Before I make a phone call to the RSI, could anyone please answer a question regarding social charges once an auto-entrepreneur reaches retirement age? I have a customer who says he's "heard" that he shouldn't be paying any social charges on his quarterly turnover now that he is of retirement age and receiving a UK pension.


Does anybody have any experience of this and/or a link to a website where I can find out more? I have searched (in French) for information, but so far come up with nothing, other than that I gather that if you are in receipt of a French pension (which is probably not going to be the case for a lot of foreign entrepreneurs), you are no longer obliged to contribute to the retraite part of your charges sociales. Which also begs the question as to whether this applies to auto-entrepreneurs and, if so, how do you deduct the retraite part from the overall charges when making your declaration of turnover?


Any useful pointers would be gratefully received.

It looks like a case of misunderstanding - esp. from the RSI people not defining status properly hence making things look confusing, jumping to conclusions without trying to clarify the situation.

The caption "le voisin est-il bien dans la légalité" is not the right attitude to show from a fonctionnaire : he's got some nerves and sounds really unprofessional !
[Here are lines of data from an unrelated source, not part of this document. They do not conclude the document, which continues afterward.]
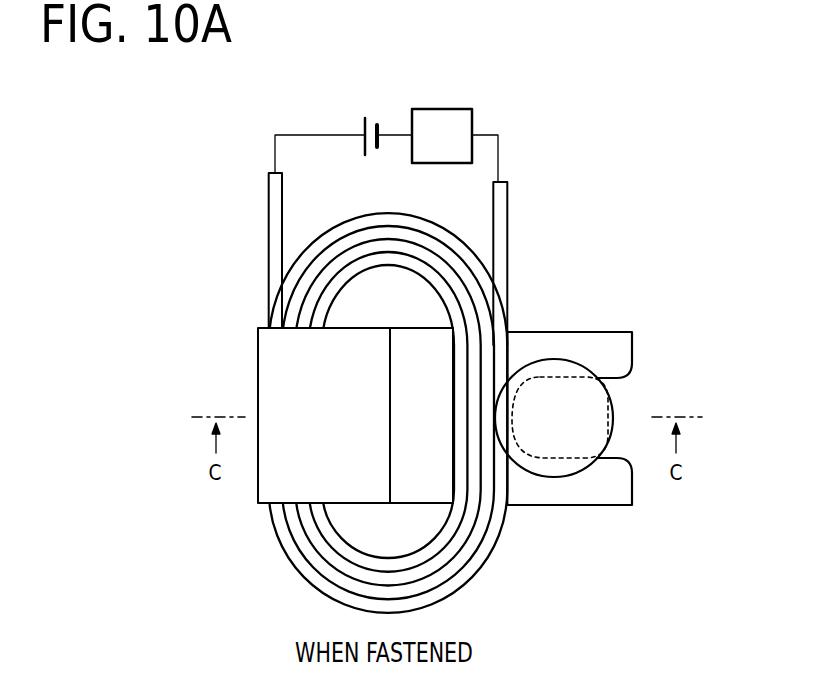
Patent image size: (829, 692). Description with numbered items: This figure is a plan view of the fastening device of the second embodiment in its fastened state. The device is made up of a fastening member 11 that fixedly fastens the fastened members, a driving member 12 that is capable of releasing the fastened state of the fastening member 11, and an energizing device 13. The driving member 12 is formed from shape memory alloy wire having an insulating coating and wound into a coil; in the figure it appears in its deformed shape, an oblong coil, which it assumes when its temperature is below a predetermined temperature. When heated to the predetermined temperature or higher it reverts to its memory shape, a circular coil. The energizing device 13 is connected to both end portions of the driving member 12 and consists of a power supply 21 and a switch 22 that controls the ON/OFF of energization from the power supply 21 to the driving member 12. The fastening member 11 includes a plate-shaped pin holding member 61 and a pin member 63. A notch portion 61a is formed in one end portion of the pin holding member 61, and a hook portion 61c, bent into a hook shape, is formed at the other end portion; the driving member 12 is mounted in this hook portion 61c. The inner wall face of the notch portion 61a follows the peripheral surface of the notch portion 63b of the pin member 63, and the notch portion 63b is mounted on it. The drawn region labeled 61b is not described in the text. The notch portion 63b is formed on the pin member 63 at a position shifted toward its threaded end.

The fastening member 11 is at (436, 308).
The driving member 12 is at (508, 197).
The energizing device 13 is at (387, 94).
The power supply 21 is at (370, 113).
The switch 22 is at (451, 104).
The pin holding member 61 is at (525, 333).
The notch portion 61a is at (613, 407).
The clamp block 61b is at (258, 369).
The hook portion 61c is at (365, 396).
The pin member 63 is at (576, 358).
The notch portion 63b is at (540, 377).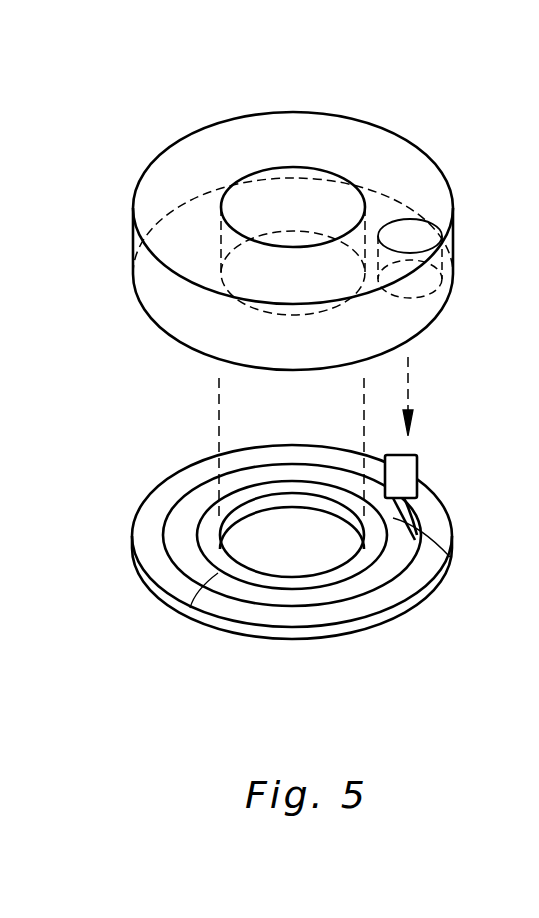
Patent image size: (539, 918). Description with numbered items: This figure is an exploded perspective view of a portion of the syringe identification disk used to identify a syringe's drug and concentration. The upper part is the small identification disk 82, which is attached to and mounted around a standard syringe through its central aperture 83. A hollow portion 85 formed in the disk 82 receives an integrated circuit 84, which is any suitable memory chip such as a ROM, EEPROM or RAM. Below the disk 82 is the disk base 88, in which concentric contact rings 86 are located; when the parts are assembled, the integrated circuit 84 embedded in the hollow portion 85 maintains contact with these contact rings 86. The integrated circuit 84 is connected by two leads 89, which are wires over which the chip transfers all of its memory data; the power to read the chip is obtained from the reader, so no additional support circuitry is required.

The identification disk 82 is at (395, 150).
The aperture 83 is at (285, 220).
The hollow portion 85 is at (412, 243).
The disk base 88 is at (188, 472).
The concentric contact rings 86 is at (190, 608).
The leads 89 is at (416, 502).
The integrated circuit 84 is at (418, 463).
Yes, deductible at source but " re "taxable in France, according to "special agreements" between the 2 countries. The French tax still wants to know how much people have earned ! Sorry about the bad news ;)
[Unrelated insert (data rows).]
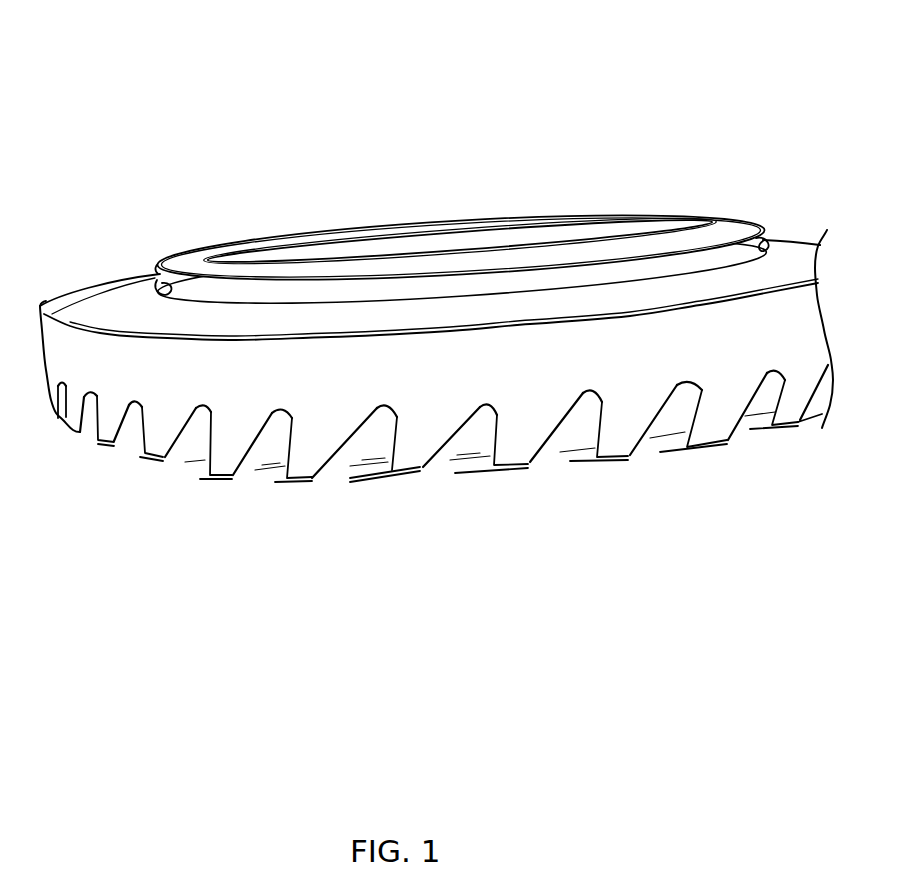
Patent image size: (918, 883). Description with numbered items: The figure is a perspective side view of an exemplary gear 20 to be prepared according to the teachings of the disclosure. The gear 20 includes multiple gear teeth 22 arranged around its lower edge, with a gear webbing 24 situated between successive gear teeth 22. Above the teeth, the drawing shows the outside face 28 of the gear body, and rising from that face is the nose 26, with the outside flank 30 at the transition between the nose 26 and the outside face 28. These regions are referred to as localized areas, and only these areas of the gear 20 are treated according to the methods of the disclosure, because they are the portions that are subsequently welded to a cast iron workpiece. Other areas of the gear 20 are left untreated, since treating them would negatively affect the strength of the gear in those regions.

The gear 20 is at (203, 96).
The gear teeth 22 is at (163, 450).
The gear webbing 24 is at (127, 447).
The nose 26 is at (193, 262).
The outside face 28 is at (108, 311).
The outside flank 30 is at (172, 268).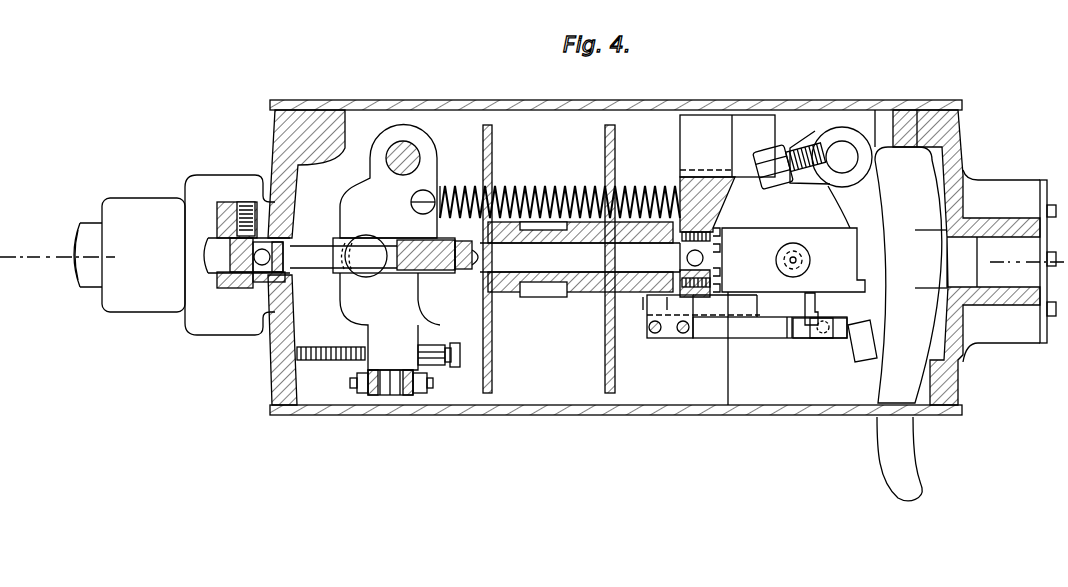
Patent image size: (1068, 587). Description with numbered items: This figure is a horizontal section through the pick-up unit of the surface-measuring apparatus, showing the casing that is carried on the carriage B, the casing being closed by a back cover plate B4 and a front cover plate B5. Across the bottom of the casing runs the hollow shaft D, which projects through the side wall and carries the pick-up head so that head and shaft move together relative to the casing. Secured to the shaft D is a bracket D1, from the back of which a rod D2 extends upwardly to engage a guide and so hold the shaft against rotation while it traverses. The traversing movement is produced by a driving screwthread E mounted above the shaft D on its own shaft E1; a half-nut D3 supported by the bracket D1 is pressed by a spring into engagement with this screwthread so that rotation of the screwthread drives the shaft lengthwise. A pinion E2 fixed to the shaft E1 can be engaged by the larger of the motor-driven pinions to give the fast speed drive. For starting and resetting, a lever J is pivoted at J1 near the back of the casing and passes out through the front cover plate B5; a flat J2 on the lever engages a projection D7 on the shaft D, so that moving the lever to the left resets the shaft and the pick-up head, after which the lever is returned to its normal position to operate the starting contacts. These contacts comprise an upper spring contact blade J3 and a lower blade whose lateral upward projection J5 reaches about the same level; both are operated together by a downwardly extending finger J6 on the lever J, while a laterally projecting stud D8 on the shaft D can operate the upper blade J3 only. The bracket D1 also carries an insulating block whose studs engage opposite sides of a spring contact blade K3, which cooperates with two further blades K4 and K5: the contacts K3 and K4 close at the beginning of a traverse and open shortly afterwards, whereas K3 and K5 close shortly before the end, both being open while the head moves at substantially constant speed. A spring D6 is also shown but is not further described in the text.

The carriage B is at (934, 142).
The back cover plate B4 is at (387, 100).
The front cover plate B5 is at (340, 415).
The hollow shaft D is at (87, 277).
The bracket D1 is at (373, 203).
The rod D2 is at (406, 150).
The half-nut D3 is at (390, 273).
The spring D6 is at (543, 192).
The projection D7 is at (785, 275).
The laterally projecting stud D8 is at (806, 325).
The driving screwthread E is at (458, 273).
The shaft of the screwthread E1 is at (292, 250).
The pinion E2 is at (663, 283).
The lever J is at (898, 460).
The pivot J1 is at (842, 150).
The flat J2 is at (857, 259).
The upper spring contact blade J3 is at (840, 338).
The lateral upward projection J5 is at (820, 338).
The finger J6 is at (860, 355).
The spring contact blade K3 is at (395, 396).
The spring contact blade K4 is at (378, 396).
The spring contact blade K5 is at (414, 396).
I was tempted to reply in a similar vein!

Thanks Tracey good point, i will start a new thread. x

Here is some info for being retired and AE from the CCI.

http://www.cci.fr/web/auto-entrepreneur/seuils-de-validation-de-trimestres-pour-la-retraite

http://www.cci.fr/web/auto-entrepreneur/ae-retraite

Because you've chosen to live here and therefore be part of the system...? ;-)
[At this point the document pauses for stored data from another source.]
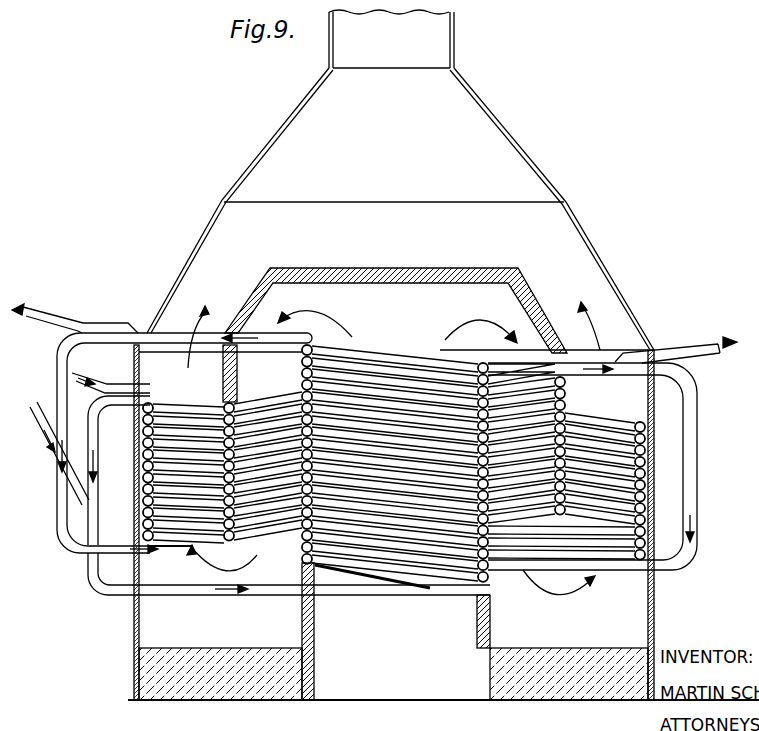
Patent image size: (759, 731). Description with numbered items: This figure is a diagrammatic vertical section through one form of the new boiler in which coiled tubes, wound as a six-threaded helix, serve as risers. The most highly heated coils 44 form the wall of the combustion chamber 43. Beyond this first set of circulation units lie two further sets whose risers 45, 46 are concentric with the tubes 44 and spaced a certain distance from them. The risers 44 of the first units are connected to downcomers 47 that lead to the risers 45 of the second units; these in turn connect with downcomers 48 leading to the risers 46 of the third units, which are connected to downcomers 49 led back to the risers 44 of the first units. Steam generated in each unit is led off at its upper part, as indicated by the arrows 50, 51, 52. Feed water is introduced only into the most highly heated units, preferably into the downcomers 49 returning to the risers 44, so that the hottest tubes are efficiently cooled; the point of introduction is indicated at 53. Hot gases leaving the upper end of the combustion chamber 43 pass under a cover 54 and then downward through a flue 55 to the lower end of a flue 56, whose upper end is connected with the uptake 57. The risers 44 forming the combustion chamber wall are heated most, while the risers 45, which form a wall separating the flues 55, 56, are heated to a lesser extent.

The combustion chamber 43 is at (343, 573).
The risers of the first circulation units 44 is at (473, 570).
The risers of the second circulation units 45 is at (238, 542).
The risers of the third circulation units 46 is at (138, 509).
The downcomers 47 is at (62, 387).
The downcomers 48 is at (697, 508).
The downcomers 49 is at (94, 430).
The steam outlet arrow 50 is at (48, 307).
The steam outlet arrow 51 is at (700, 346).
The steam outlet arrow 52 is at (90, 378).
The feed water introduction point 53 is at (55, 448).
The cover 54 is at (348, 243).
The flue 55 is at (262, 373).
The flue 56 is at (165, 370).
The uptake 57 is at (282, 133).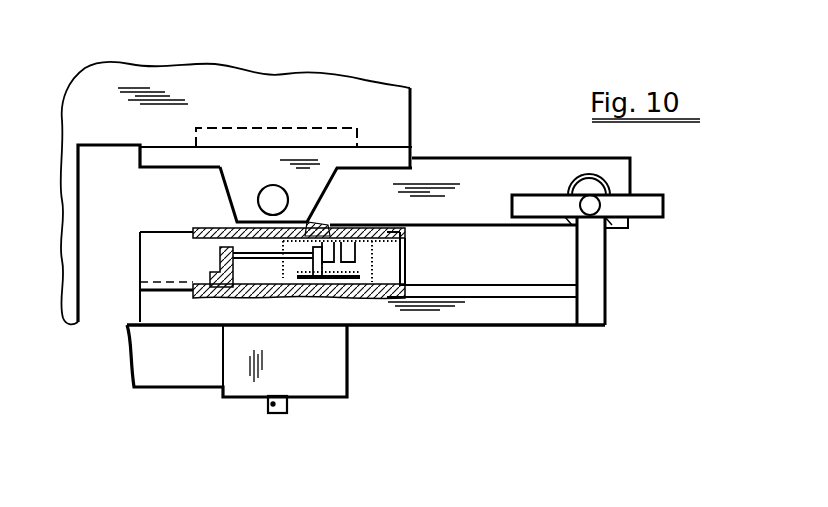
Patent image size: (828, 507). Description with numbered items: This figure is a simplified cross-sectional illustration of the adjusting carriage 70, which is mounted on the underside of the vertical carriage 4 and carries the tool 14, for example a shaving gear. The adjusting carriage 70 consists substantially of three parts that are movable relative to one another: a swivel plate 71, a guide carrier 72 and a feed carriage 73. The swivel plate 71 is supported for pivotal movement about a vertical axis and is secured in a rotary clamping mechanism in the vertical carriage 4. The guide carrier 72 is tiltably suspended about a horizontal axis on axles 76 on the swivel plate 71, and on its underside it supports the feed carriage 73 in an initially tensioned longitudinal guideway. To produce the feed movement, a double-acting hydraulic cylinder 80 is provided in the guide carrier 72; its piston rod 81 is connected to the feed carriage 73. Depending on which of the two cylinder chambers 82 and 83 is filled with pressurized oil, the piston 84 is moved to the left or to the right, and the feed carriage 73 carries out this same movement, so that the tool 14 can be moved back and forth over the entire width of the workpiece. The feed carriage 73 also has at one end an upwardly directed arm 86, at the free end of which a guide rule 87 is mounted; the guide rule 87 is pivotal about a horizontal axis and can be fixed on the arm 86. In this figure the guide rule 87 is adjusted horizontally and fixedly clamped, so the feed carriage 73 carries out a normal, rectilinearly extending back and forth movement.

Yes, that is right and being then only 60 I ignored it. Given that retirement is more notional than real for AEs I would forget it if I was you, I certainly shall.

Maybe I'm having a senior moment, but I could have sworn that, when I signed up for AE status, there was an option asking whether I was retired looking to supplement my pension.

As I haven't started to claim my UK pension yet, I didn't check it. Have I gone hopelessly cuckoo or has anyone else heard of that?

Why should WE pay for France's national debt, or be taxed on DTT based pensions?? They make me sick, the robbing bar stewards....

So true about the national emblem.

They expect to be looked after from cradle to grave, there is little in between.

We found when we moved here in July 2009 that they thought that the crise did not apply to France, but slowly and surely there were more offers in the supermarkets and we now know people that have lost their jobs.

I make a joke that France needs to change its national emblem from the cock to the ostrich!

I am retired but have a tiny consultancy fee income from the UK and also income from investments. These incomes have been declared in France and I had to pay social charges on all of the earned income and some of the unearned income although UK tax had also been paid on all the unearned income. In fact I also had to pay a contribution to help France pay off it's high level of debt (I am serious). However I did take the view that provided other matters were OK I should be paying some taxes here as I benefit from the French state having a young child in a Free school. I did appeal my CSG and they allowed my appeal which saved me 180 euros!

Good answer Marie-Claire. Communism, in the form we have predominantly seem through the former Soviet Union and China, is very different to France. None of it reflects what Marx or anybody else including Proudhon as a so-called anarchist wrote in their time, or what has come to pass since. The big players were totalitarian, France is not. France practices state capitalism which is very dependent on a trustworthy bureaucracy and taxation for investment. Unlike the communist monoliths, that investment tends to be in grandiose schemes like EDF buying into power generation and supply wherever they can worldwide, building new and many aircraft for its national airline, supporting partially state owned vehicle manufacturers but not building the typically communist showpieces like new schools and hospitals, although they are needed. The differences between party politics are minimal although ideologies wide apart, thus PS and UMP are incomparable and anyway a multiparty system is part of France. That all has little to do with social charges but what is behind them is not what some of you think, but really the same opposing forces of the investment I describe and the enormous debt the country is in already and all of us must pay for, like it or not. Thus every cent possible is squeezed out of us as it would be most everywhere else today.

I wonder if you actually lived in a "communist" country?

I did and the social charges weren't comparable with what you are expected to pay in France. They were much lower, as were many of the benefits, incidentally. France is on a different plane altogether.

Totally agree with you Martyn and Glen. Seriously wondering if we can survive any more cotisation and tax hikes. Its hardly surprising that people work on the black, trying to work legally leaves you very poor. No 35 hour weeks for artisans, more like 100 to get by.

I agree 100% with Glen on the political bit!! Franc is now a fully fledged Communist country, taking tax and social charges in huge amounts !! You are OK if you are a fonctionnaire!!